Last week I had an MRI. The reason is that I was having back pain periodically through the last twelve years. After having my Princess, the pain was getting more intense and it would occur more frequently than before. So after the last attack of pain, that lasted 1.5 months I went to the doctor, got x-rays which led to an MRI, which led to my results yesterday.

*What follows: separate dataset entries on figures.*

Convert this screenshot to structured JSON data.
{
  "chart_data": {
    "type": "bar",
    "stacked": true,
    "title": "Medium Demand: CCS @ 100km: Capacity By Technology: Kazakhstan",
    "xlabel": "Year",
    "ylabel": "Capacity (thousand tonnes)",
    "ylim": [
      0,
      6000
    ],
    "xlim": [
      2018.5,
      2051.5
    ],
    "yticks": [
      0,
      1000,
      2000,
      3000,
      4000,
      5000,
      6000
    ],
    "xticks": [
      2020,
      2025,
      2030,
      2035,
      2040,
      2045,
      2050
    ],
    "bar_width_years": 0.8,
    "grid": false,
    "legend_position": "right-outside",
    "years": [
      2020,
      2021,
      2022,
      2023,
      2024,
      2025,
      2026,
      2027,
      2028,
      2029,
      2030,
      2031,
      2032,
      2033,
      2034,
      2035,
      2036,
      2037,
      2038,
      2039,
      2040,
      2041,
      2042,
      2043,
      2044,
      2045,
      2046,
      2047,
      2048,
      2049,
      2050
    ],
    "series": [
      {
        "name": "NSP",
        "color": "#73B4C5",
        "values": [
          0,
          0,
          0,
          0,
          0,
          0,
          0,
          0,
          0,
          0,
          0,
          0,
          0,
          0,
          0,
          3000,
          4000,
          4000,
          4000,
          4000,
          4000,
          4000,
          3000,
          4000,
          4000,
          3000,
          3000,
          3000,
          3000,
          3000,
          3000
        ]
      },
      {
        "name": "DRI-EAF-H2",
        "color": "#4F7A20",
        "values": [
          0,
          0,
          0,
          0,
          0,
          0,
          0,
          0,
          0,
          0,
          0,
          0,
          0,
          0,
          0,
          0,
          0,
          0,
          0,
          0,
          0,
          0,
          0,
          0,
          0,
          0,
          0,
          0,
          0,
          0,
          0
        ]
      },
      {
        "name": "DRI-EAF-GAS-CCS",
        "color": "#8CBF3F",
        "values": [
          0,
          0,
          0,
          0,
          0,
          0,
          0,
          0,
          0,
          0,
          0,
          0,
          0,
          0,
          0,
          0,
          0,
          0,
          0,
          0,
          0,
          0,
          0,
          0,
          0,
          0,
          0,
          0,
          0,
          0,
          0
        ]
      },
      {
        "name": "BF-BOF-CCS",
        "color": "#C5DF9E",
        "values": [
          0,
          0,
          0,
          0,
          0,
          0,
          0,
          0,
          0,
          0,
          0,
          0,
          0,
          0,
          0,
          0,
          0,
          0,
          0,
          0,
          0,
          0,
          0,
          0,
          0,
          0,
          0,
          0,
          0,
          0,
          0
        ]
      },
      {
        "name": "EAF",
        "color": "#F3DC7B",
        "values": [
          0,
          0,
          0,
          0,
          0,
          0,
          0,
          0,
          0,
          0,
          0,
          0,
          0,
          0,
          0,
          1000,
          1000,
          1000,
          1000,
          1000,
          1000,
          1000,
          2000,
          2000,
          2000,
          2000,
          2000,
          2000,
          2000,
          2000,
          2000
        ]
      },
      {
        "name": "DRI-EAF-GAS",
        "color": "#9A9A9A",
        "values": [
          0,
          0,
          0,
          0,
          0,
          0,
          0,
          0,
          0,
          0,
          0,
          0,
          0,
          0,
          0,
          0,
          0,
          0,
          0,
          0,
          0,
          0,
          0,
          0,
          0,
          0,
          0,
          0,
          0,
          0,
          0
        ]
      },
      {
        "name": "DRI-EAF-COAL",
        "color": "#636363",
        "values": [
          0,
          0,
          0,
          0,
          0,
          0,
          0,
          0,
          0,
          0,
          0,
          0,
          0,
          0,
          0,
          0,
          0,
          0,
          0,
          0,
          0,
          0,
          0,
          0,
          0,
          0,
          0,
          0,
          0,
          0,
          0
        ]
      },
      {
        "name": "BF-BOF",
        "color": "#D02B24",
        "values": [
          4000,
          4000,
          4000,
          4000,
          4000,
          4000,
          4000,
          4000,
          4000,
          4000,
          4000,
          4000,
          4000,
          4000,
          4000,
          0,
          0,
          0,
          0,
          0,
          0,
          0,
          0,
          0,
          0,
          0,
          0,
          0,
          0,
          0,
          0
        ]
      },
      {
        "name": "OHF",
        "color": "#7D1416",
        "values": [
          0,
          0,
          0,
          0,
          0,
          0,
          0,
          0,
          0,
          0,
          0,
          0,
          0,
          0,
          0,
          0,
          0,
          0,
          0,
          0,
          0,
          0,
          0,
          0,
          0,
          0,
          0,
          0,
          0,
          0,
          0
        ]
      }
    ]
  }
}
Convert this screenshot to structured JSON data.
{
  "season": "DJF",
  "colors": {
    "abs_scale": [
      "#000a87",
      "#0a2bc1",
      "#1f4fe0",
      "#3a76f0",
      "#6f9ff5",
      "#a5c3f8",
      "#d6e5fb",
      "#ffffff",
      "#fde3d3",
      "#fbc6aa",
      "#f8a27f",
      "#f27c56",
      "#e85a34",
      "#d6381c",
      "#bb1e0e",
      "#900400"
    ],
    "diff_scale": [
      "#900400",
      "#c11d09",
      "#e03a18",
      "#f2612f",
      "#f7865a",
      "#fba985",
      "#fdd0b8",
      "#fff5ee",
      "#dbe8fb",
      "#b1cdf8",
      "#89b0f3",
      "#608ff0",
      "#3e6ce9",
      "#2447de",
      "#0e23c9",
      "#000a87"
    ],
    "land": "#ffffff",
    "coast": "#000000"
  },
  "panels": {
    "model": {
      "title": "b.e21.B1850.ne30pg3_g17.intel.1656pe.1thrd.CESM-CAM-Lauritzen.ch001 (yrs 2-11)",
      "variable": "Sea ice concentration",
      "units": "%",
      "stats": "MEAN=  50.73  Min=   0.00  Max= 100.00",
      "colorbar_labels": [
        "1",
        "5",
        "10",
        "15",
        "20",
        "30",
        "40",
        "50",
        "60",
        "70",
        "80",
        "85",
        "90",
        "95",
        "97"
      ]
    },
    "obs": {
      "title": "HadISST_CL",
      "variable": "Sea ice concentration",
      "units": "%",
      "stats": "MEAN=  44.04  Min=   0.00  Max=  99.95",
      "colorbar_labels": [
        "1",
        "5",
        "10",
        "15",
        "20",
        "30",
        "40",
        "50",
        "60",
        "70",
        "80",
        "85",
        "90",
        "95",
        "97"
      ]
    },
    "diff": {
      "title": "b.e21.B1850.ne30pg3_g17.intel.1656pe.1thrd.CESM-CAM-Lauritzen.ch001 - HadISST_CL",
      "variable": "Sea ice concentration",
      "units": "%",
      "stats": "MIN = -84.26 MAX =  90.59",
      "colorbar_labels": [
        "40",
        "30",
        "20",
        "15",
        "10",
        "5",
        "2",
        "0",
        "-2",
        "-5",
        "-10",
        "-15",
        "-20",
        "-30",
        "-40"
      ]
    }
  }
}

The results that I received could have been worse. Something like cancer would have been the worst. Obviously it wasn't a clean bill of health either because I wouldn't have something to bitch about today if it was. The diagnosis was degenerative disc disorder. It is quite severe and surgery is definitely in my future. I am also unable to continue in my chosen profession of personal support worker (the dirty end of a nurse's job basically).
This news stunned me. It was not an easy thing to hear, yet I didn't know how to react. I didn't know how to feel. I did however know one thing. Since my Princess was going to be going to school this coming September I was able to get my career back and be ME again. Now, it wasn't going to happen. I wasn't sure if I was sad due to the diagnosis or sad due to the fact that once again, what I wanted, that was so close, was then taken from me.
I called my Dad, as he wanted to know what the results were from the MRI. Low and behold, once I told him he started barking off about if I lost 100 lbs the disorder would go away and I'd be fine. To him, everything is about weight and exercise. He wouldn't let me tell him that this had nothing to do with the fact that I have a more than healthy body size, but everything to do with the car accident I was in 12 years ago. He ended up hanging up on me. Thanks for the support Dad, I'll fuckin remember that when its time to decide if you need a nursing home.